SA wrote:If they are large enough that they are taking a noticeable amount of time, then I am certain that you will find a way to parallelize them
Dude, when you say things like that we have to wonder if you even understand what the word "parallelize" means. Not every problem is parallelizable. The classic analogy is that bearing a child takes 9 months, no matter how many women you have. It is not impossible, or even all that unlikely, to have a bunch of dependent calculations. Thus not every problem can be split up and run concurrently.
SA wrote:Google Chromium is an excellent example of this, where putting each page into its own separate process parallelized webpages rendering in a tabbed web browser, which was slow with the single renderer thread approach Firefox took.
That's a "problem" that's obviously parallelizable because it is composed of indepedent tasks. Each webpage doesn't have any dependency on any other webpage. That's not finding concurrency within a problem, that's just having a bunch of different problems to begin with.
And if it was strictly a performance question they would have just threaded it, the primary reason behind the process per window/tab concept was the security model that comes with processes.
SA wrote: I doubt that everything you run is one massive problem that cannot be broken into separate threads and if it can, you can likely put it into a SIMD programming model.
You're the one speaking in absurd absolutes here, not us. NO ONE has claimed that everything isn't parallelizable. They are just claiming that some things aren't, and they can't handwave that away.
SA wrote:Regardless, everyone, everywhere agrees that the single threaded programming model is a dead-end in terms of performance.
The performance increases have slowed down, this is true, but single-thread performance still matters and will continue to matter. If it DIDN'T matter, you'd see ICs with 16 in-order cores taking the world by storm. I don't see that, do you?
This ridiculous faith you have in the notion that every problem can be parallelized is just, well, absurd. It plainly isn't true. It's also more complicated than that, because even if
most of your problem is parallelizable, there is still a hard limit to how much performance you can gain by throwing parallel execution at it. Guess what the limit is? Oh, right, the amount of time your program takes in the parts that aren't parallelizable. You are only asymptotically approaching it by adding more and more parallel execution! In other words, even in a world with "free" parallelization hardware(instantaneously fast Tesla's for everyone!), singlethreaded performance will always matter. In fact, such a world would make single-threaded performance the DETERMINING factor!
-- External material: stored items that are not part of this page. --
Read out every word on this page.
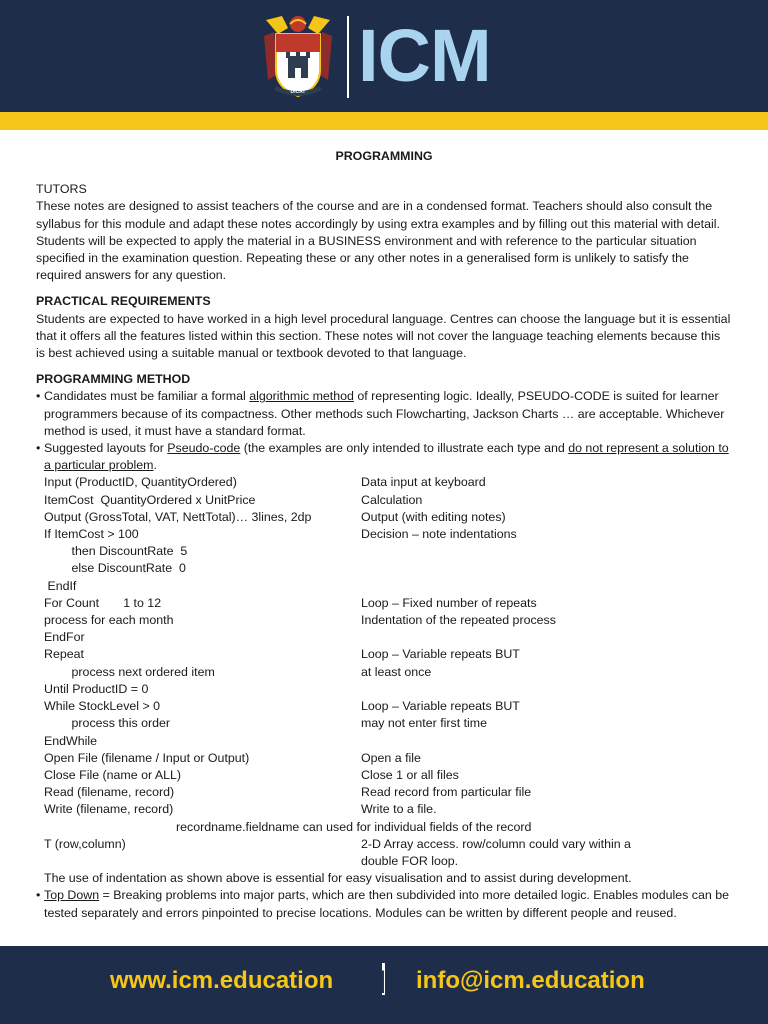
DICAT ICM
PROGRAMMING

TUTORS

These notes are designed to assist teachers of the course and are in a condensed format. Teachers should also consult the syllabus for this module and adapt these notes accordingly by using extra examples and by filling out this material with detail. Students will be expected to apply the material in a BUSINESS environment and with reference to the particular situation specified in the examination question. Repeating these or any other notes in a generalised form is unlikely to satisfy the required answers for any question.

PRACTICAL REQUIREMENTS

Students are expected to have worked in a high level procedural language. Centres can choose the language but it is essential that it offers all the features listed within this section. These notes will not cover the language teaching elements because this is best achieved using a suitable manual or textbook devoted to that language.

PROGRAMMING METHOD

• Candidates must be familiar a formal algorithmic method of representing logic. Ideally, PSEUDO-CODE is suited for learner programmers because of its compactness. Other methods such Flowcharting, Jackson Charts … are acceptable. Whichever method is used, it must have a standard format.
• Suggested layouts for Pseudo-code (the examples are only intended to illustrate each type and do not represent a solution to a particular problem.
Input (ProductID, QuantityOrdered)	Data input at keyboard
ItemCost  QuantityOrdered x UnitPrice	Calculation
Output (GrossTotal, VAT, NettTotal)… 3lines, 2dp	Output (with editing notes)
If ItemCost > 100	Decision – note indentations
then DiscountRate  5
else DiscountRate  0
EndIf
For Count       1 to 12	Loop – Fixed number of repeats
process for each month	Indentation of the repeated process
EndFor
Repeat	Loop – Variable repeats BUT
process next ordered item	at least once
Until ProductID = 0
While StockLevel > 0	Loop – Variable repeats BUT
process this order	may not enter first time
EndWhile
Open File (filename / Input or Output)	Open a file
Close File (name or ALL)	Close 1 or all files
Read (filename, record)	Read record from particular file
Write (filename, record)	Write to a file.
recordname.fieldname can used for individual fields of the record
T (row,column)	2-D Array access. row/column could vary within a
double FOR loop.

The use of indentation as shown above is essential for easy visualisation and to assist during development.

• Top Down = Breaking problems into major parts, which are then subdivided into more detailed logic. Enables modules can be tested separately and errors pinpointed to precise locations. Modules can be written by different people and reused.
www.icm.education | info@icm.education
It will still matter! It will always matter!
What I am referring to is known as Amdahl's law. Ubergerbil wrote a
great post about this some years back.
viewtopic.php?f=2&t=44090&hilit=amdahlSA wrote: Any business that cannot parallelize its critical software applications will be killed by those that can, in which case, the strength of a single processing unit does not matter so long as you have a sufficiently large number of them.
That maybe true if performance is extremely important to your product and you're leaving possible concurrency on the table that your competitors are picking up, but it's not true if you product is designed to deal with problems that inherently cannot be parallelized well.
And, again, if the strength of a single "processing unit" didn't matter, why don't we see ICs with umpteen in-order cores dominating the market?
SA wrote:I think you are ignoring the point being that if I can make a decent argument for them being unnecessary, then their actual performance is not really something that should be a concern for people.
If anyone is "ignoring" your point, that's because your "point" is a fantasy. You're not making a decent argument that they're unnecessary, you're just waving your hand and
saying they are.
It's like starting a mathematical proof with a priori definition for the division of zero and then "proving" a whole host of mathematical concepts. Yes, you can do some pretty groundbreaking things once you do that (1 can now equal 2, AWESOME!). It's just that, well, you know, we're not really impressed. Saying we should just ignore your first statemnt and concentrate on your later work because it's so incredible is missing the point.
SA wrote:In computer hardware, floating point units are logical units that take data inputs and a input and produce a data output according to those inputs, with a mapping from inputs to outputs that corresponds to the IEEE754 standard.
Not that I fully understand what the heck you even mean, but the IEEE754 is a bit more than just "how do I perform operations on floats of like precision." There are subtle, but incredibly important matters like "how do I do operations between floats of differing precisions" and "how do I handle exceptions." There are rounding modes, FMAs, subnormals, lions, tigers and bears! Not-so-incidentally, those kinds of things are actually the complex parts of the standard that take up the majority of its text.
SA wrote:If your statements are correct in saying that GPUs are floating point units, then block diagrams of GPUs contradict your statements by failing to adhere to the definition of a floating point unit. Here is a block diagram for a recent GPU:
Here's what Scott prefaced that diagram with:
Scott Wasson wrote: Images like the one below may not mean much divorced from context
He's only more right when they are used in the WRONG context.
SA wrote:Since what you say contradicts the definition of a floating point unit, what do you consider a floating point unit to be?
Logic that is intended to deal with Floats?
SA wrote:By the way, as a side note, page 106 of Nvidia's CUDA programming guide states that integer types are supported, which means that you can do integer operations on Nvidia's GPUs:
Do all of them handle them natively through, or just Fermi? Because the fact that a
programming framework can use them doesn't exactly mean a whole lot by itself, you know?
And, in respect to Fermi, it's perhaps more of a vector processor than a straight FPU, which JBI covered by saying "specialized" and "highly parallel." So, what do you think you are showing?
SA wrote:Emulation is usually used in reference to simulating a full machine.
News to me. When people are talking about FPUs and embedded processors, they're usually talking about software emulation, kernel emulation or how the processor can emulate having a FPU through microcode that just uses its ALU. In all cases, you're not simulating the "full machine" and in software emulation, you're not even simulating instructions at all.
SA wrote:When I realized your misuse of terminology, I edited my post to compensate for it.

Just because he uses a word in a context you're unfamiliar with doesn't mean
he's wrong. It's just your raging absolutism leading you into silliness again.
Just because you think you have really cool, nicely defined and easily understood box doesn't mean you can suddenly stuff the entire world into it. And your box sucks anyway. Stop telling us what you *think* you've learned in class and actually pay more attention. This isn't just real world versus the academy because you
regularly get the theory wrong too.